The Reindeer Christmas at Rockefeller Centers
The Reindeer Christmas at Rockefeller Center

December 8, 2025

The Reindeer Christmas at Rockefeller Center in 1941

How Rockefeller Center’s 1941 holiday display added four reindeer to the plaza, a tiny wartime moment New Yorkers never forgot.

Most people know the story of the Rockefeller Center Christmas tree -- the towering spruce, the lights, the crowds. Fewer know that one wartime December, the plaza hosted a much more unexpected holiday display: four live reindeer.
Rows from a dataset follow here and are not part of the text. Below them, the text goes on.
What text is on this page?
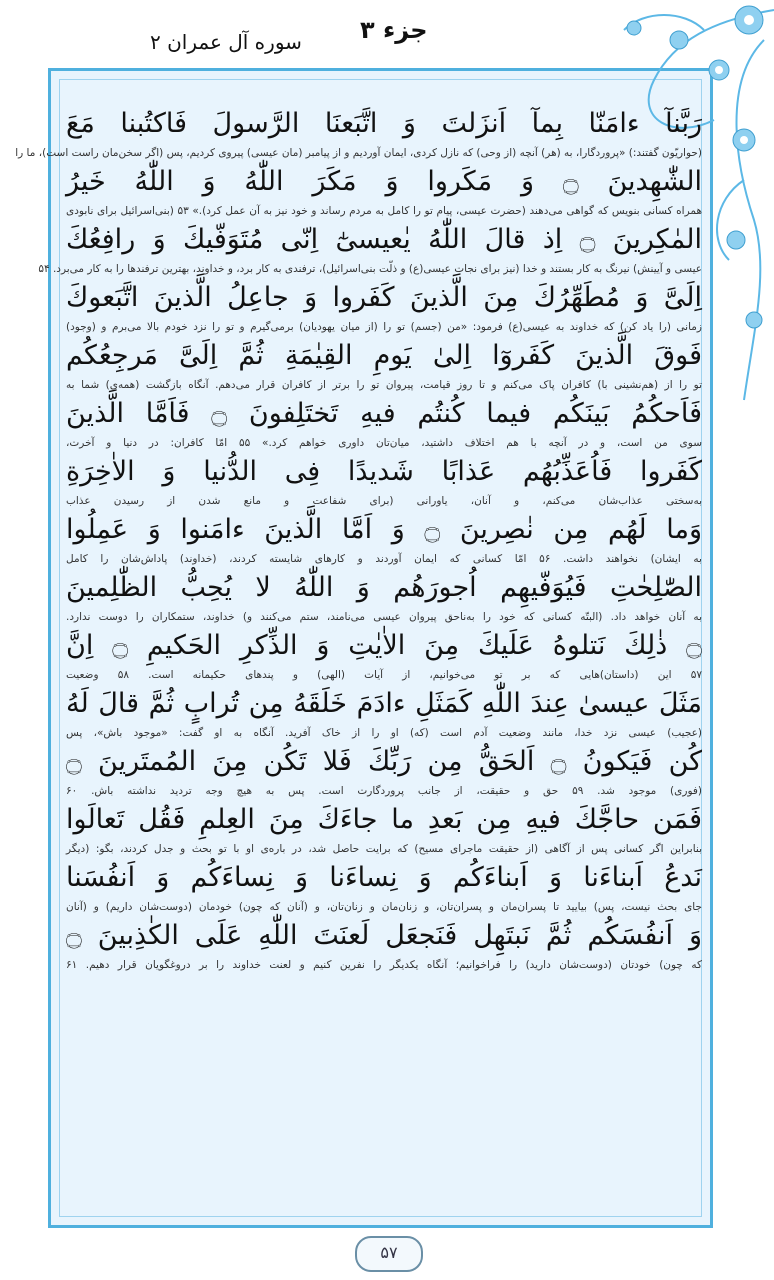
جزء ۳
سوره آل عمران ۲
رَبَّنآ ءامَنّا بِمآ اَنزَلتَ وَ اتَّبَعنَا الرَّسولَ فَاكتُبنا مَعَ
(حواریّون گفتند:) «پروردگارا، به (هر) آنچه (از وحی) که نازل کردی، ایمان آوردیم و از پیامبر (مان عیسی) پیروی کردیم، پس (اگر سخن‌مان راست است)، ما را
الشّٰهِدينَ ۝ وَ مَكَروا وَ مَكَرَ اللّٰهُ وَ اللّٰهُ خَيرُ
همراه کسانی بنویس که گواهی می‌دهند (حضرت عیسی، پیام تو را کامل به مردم رساند و خود نیز به آن عمل کرد).» ۵۳ (بنی‌اسرائیل برای نابودی
المٰكِرينَ ۝ اِذ قالَ اللّٰهُ يٰعيسىٰٓ اِنّى مُتَوَفّيكَ وَ رافِعُكَ
عیسی و آیینش) نیرنگ به کار بستند و خدا (نیز برای نجات عیسی(ع) و ذلّت بنی‌اسرائیل)، ترفندی به کار برد، و خداوند، بهترین ترفندها را به کار می‌برد. ۵۴
اِلَىَّ وَ مُطَهِّرُكَ مِنَ الَّذينَ كَفَروا وَ جاعِلُ الَّذينَ اتَّبَعوكَ
زمانی (را یاد کن) که خداوند به عیسی(ع) فرمود: «من (جسم) تو را (از میان یهودیان) برمی‌گیرم و تو را نزد خودم بالا می‌برم و (وجود)
فَوقَ الَّذينَ كَفَروٓا اِلىٰ يَومِ القِيٰمَةِ ثُمَّ اِلَىَّ مَرجِعُكُم
تو را از (هم‌نشینی با) کافران پاک می‌کنم و تا روز قیامت، پیروان تو را برتر از کافران قرار می‌دهم. آنگاه بازگشت (همه‌ی) شما به
فَاَحكُمُ بَينَكُم فيما كُنتُم فيهِ تَختَلِفونَ ۝ فَاَمَّا الَّذينَ
سوی من است، و در آنچه با هم اختلاف داشتید، میان‌تان داوری خواهم کرد.» ۵۵ امّا کافران: در دنیا و آخرت،
كَفَروا فَاُعَذِّبُهُم عَذابًا شَديدًا فِى الدُّنيا وَ الاٰخِرَةِ
به‌سختی عذاب‌شان می‌کنم، و آنان، یاورانی (برای شفاعت و مانع شدن از رسیدن عذاب
وَما لَهُم مِن نٰصِرينَ ۝ وَ اَمَّا الَّذينَ ءامَنوا وَ عَمِلُوا
به ایشان) نخواهند داشت. ۵۶ امّا کسانی که ایمان آوردند و کارهای شایسته کردند، (خداوند) پاداش‌شان را کامل
الصّٰلِحٰتِ فَيُوَفّيهِم اُجورَهُم وَ اللّٰهُ لا يُحِبُّ الظّٰلِمينَ
به آنان خواهد داد. (البتّه کسانی که خود را به‌ناحق پیروان عیسی می‌نامند، ستم می‌کنند و) خداوند، ستمکاران را دوست ندارد.
۝ ذٰلِكَ نَتلوهُ عَلَيكَ مِنَ الاٰيٰتِ وَ الذِّكرِ الحَكيمِ ۝ اِنَّ
۵۷ این (داستان)هایی که بر تو می‌خوانیم، از آیات (الهی) و پندهای حکیمانه است. ۵۸ وضعیت
مَثَلَ عيسىٰ عِندَ اللّٰهِ كَمَثَلِ ءادَمَ خَلَقَهُ مِن تُرابٍ ثُمَّ قالَ لَهُ
(عجیب) عیسی نزد خدا، مانند وضعیت آدم است (که) او را از خاک آفرید. آنگاه به او گفت: «موجود باش»، پس
كُن فَيَكونُ ۝ اَلحَقُّ مِن رَبِّكَ فَلا تَكُن مِنَ المُمتَرينَ ۝
(فوری) موجود شد. ۵۹ حق و حقیقت، از جانب پروردگارت است. پس به هیچ وجه تردید نداشته باش. ۶۰
فَمَن حاجَّكَ فيهِ مِن بَعدِ ما جاءَكَ مِنَ العِلمِ فَقُل تَعالَوا
بنابراین اگر کسانی پس از آگاهی (از حقیقت ماجرای مسیح) که برایت حاصل شد، در باره‌ی او با تو بحث و جدل کردند، بگو: (دیگر
نَدعُ اَبناءَنا وَ اَبناءَكُم وَ نِساءَنا وَ نِساءَكُم وَ اَنفُسَنا
جای بحث نیست، پس) بیایید تا پسران‌مان و پسران‌تان، و زنان‌مان و زنان‌تان، و (آنان که چون) خودمان (دوست‌شان داریم) و (آنان
وَ اَنفُسَكُم ثُمَّ نَبتَهِل فَنَجعَل لَعنَتَ اللّٰهِ عَلَى الكٰذِبينَ ۝
که چون) خودتان (دوست‌شان دارید) را فراخوانیم؛ آنگاه یکدیگر را نفرین کنیم و لعنت خداوند را بر دروغگویان قرار دهیم. ۶۱
۵۷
It was December 1941, just five days after Pearl Harbor. The country was anxious and unsure of what came next. And then, in the middle of Manhattan, beside Prometheus and the ice rink, stood a small herd of reindeer, a display that felt both surreal and comforting, a moment of softness before wartime reality fully set in.

Technically, they weren’t reindeer at all but woodland caribou, a detail politely ignored in favor of holiday magic. Reindeer simply sounded more festive, and New Yorkers embraced the illusion without hesitation.

Getting them into the plaza was its own spectacle. Brought in by the New York Zoological Society, the animals arrived by truck and were lowered by crane into the sunken skating rink level. There, two large wooden pens waited beside the Prometheus statue, with tan bark floors, peat moss carpets, and small evergreen shelters that made the whole setup feel rustic, theatrical, almost like a stage set for a winter tale.

A small sign hung from the railing: “Please don’t feed our reindeer. Santa Claus wouldn’t like it.”

People adored them. Office workers paused on their way to lunch. Families made special trips to see them. For a few winter weeks, the animals became part of Manhattan’s holiday landscape, something gentle and alive at a time when the world felt newly precarious.

The reindeer stayed through Christmas. After the New Year, on January 2, 1942, they were moved to the Bronx Zoo, where keepers prepared a special reindeer range east of the Primate House. It's the first time the zoo had housed reindeer since 1907.

And then came an unexpected coda. In April 1942, one of the does gave birth to a calf, an 18-inch-tall baby reindeer the zoo named Cupid. The brief Rockefeller Center herd had left behind a tiny ambassador of the season.

It’s a small, charming footnote in New York’s Christmas history, a reminder that even in uncertain times, cities find ways to create moments of wonder.

For one strange and memorable season, Rockefeller Center shared its holiday spotlight with a borrowed herd of reindeer. And New Yorkers never forgot the sight.